All the items on the site of the Nazi death camp, which includes the electric fence, are property of the Auschwitz State Museum, which is on UNESCO’s World Heritage list.
Auschwitz I was surrounded by double barbed wire electric fences and nine watch towers. One hopes that the trial would discover what possessed the two middle-aged Belgians to desire to take home some of it.
Last time someone tried to make off with an Auschwitz memorabilia was back in 2009, when a Swedish neo-Nazi, Anders Hogstrom, 34, stole the camp’s notoriously ironic “Arbeit Macht Frei” (Work Sets You Free) sign above the main gate. He was the mastermind of a gang of five Poles who planned to ship the sign to Sweden to be sold. Hogstrom received two years and eight months behind bars, time enough to contemplate the value of freedom.
The expression “Arbeit Macht Frei” comes from the title of a novel by German philologist Lorenz Diefenbach, Arbeit macht frei: Erzählung (story) von Lorenz Diefenbach (1873), in which gamblers and con men find the path to virtue through labor. The phrase was also used in French (“le travail rend libre!”) by Auguste Forel, a Swiss entomologist, neuroanatomist and psychiatrist, in his “Fourmis de la Suisse” “Ants of Switzerland” (1920). In 1922, the Deutsche Schulverein of Vienna, an ethnic nationalist “protective” organization of German citizens of the Austrian empire, printed membership stamps with the phrase Arbeit macht frei.
The slogan was first ordered placed above the entrance to concentration camps by SS General Theodor Eicke, inspector of concentration camps and second commandant of Dachau Concentration Camp.
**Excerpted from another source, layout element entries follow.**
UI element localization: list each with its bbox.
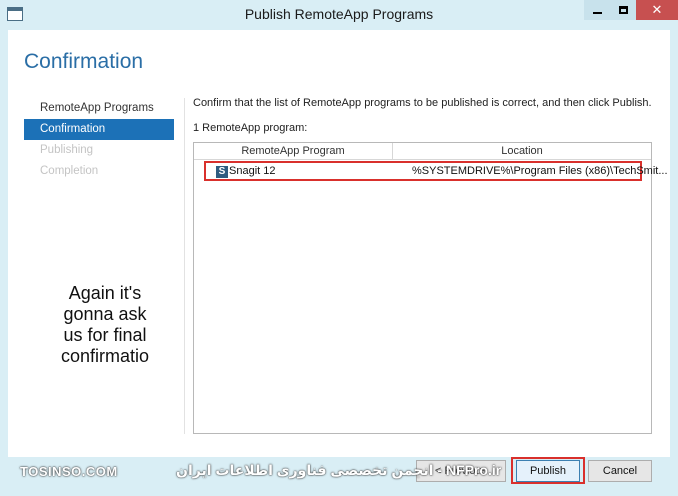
close-icon: ✕	[651, 2, 663, 17]
title-bar[interactable]: Publish RemoteApp Programs ✕	[0, 0, 678, 30]
maximize-button[interactable]	[610, 0, 636, 20]
wizard-content: Confirmation RemoteApp Programs Confirma…	[8, 30, 670, 457]
instruction-text: Confirm that the list of RemoteApp progr…	[193, 97, 652, 109]
snagit-icon: S	[216, 166, 228, 178]
program-location: %SYSTEMDRIVE%\Program Files (x86)\TechSm…	[412, 165, 668, 177]
close-button[interactable]: ✕	[636, 0, 678, 20]
program-list[interactable]: RemoteApp Program Location S Snagit 12 %…	[193, 142, 668, 434]
column-header-location[interactable]: Location	[393, 143, 651, 159]
minimize-icon	[592, 12, 602, 14]
annotation-line: confirmatio	[60, 346, 150, 366]
annotation-line: us for final	[63, 325, 147, 345]
maximize-icon	[618, 6, 628, 14]
step-confirmation[interactable]: Confirmation	[24, 119, 174, 140]
column-header-program[interactable]: RemoteApp Program	[194, 143, 393, 159]
divider	[184, 98, 185, 434]
step-publishing: Publishing	[40, 144, 94, 156]
annotation-text: Again it's gonna ask us for final confir…	[30, 283, 180, 367]
annotation-line: Again it's	[68, 283, 142, 303]
step-remoteapp-programs[interactable]: RemoteApp Programs	[24, 98, 174, 119]
cancel-button[interactable]: Cancel	[588, 460, 652, 482]
minimize-button[interactable]	[584, 0, 610, 20]
annotation-line: gonna ask	[63, 304, 147, 324]
wizard-steps: RemoteApp Programs Confirmation Publishi…	[24, 98, 174, 182]
watermark-center: انجمن تخصصی فناوری اطلاعات ایران - NFPro…	[176, 462, 502, 478]
program-count: 1 RemoteApp program:	[193, 122, 308, 134]
window-title: Publish RemoteApp Programs	[244, 6, 434, 22]
list-header: RemoteApp Program Location	[194, 143, 651, 160]
page-title: Confirmation	[24, 50, 144, 73]
step-completion: Completion	[40, 165, 99, 177]
publish-remoteapp-window: Publish RemoteApp Programs ✕ Confirmatio…	[0, 0, 678, 496]
program-name: Snagit 12	[229, 165, 276, 177]
publish-button[interactable]: Publish	[516, 460, 580, 482]
watermark-left: TOSINSO.COM	[20, 464, 118, 479]
table-row[interactable]: S Snagit 12 %SYSTEMDRIVE%\Program Files …	[204, 161, 668, 181]
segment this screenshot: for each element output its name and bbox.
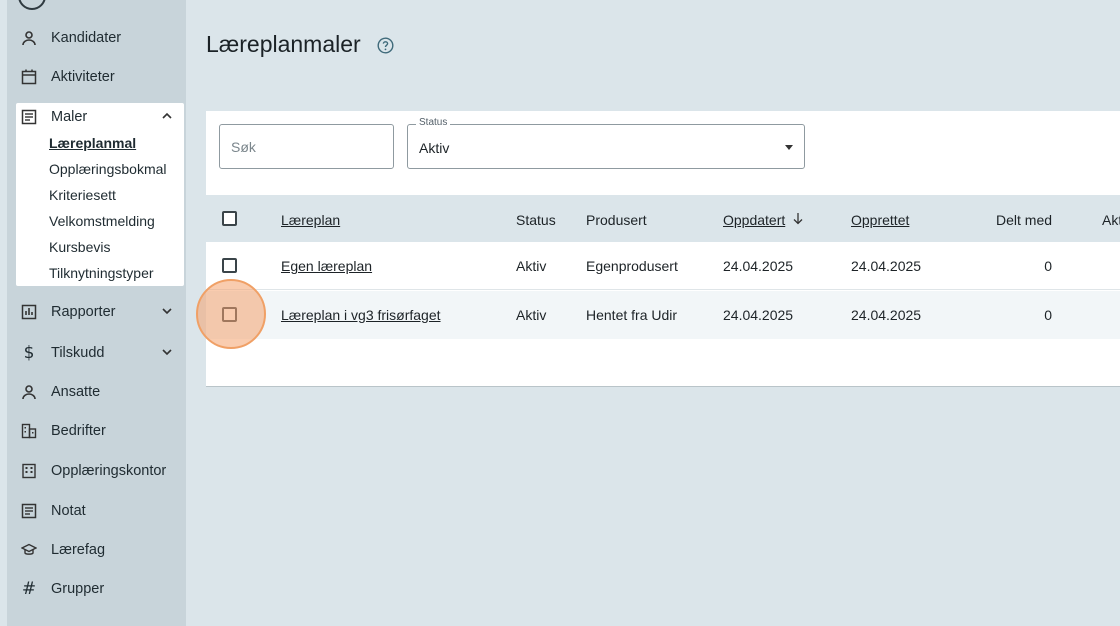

The slogan was first used over the gate of a “wild camp” in the city of Oranienburg (later rebuilt in 1936 as Sachsenhausen), which was set up in an abandoned brewery in March 1933.
In The Kingdom of Auschwitz, Otto Friedrich wrote about Rudolf Höss, regarding his decision to display the slogan at the entrance to Auschwitz: “He seems not to have intended it as a mockery, nor even to have intended it literally, as a false promise that those who worked to exhaustion would eventually be released, but rather as a kind of mystical declaration that self-sacrifice in the form of endless labor does in itself bring a kind of spiritual freedom.”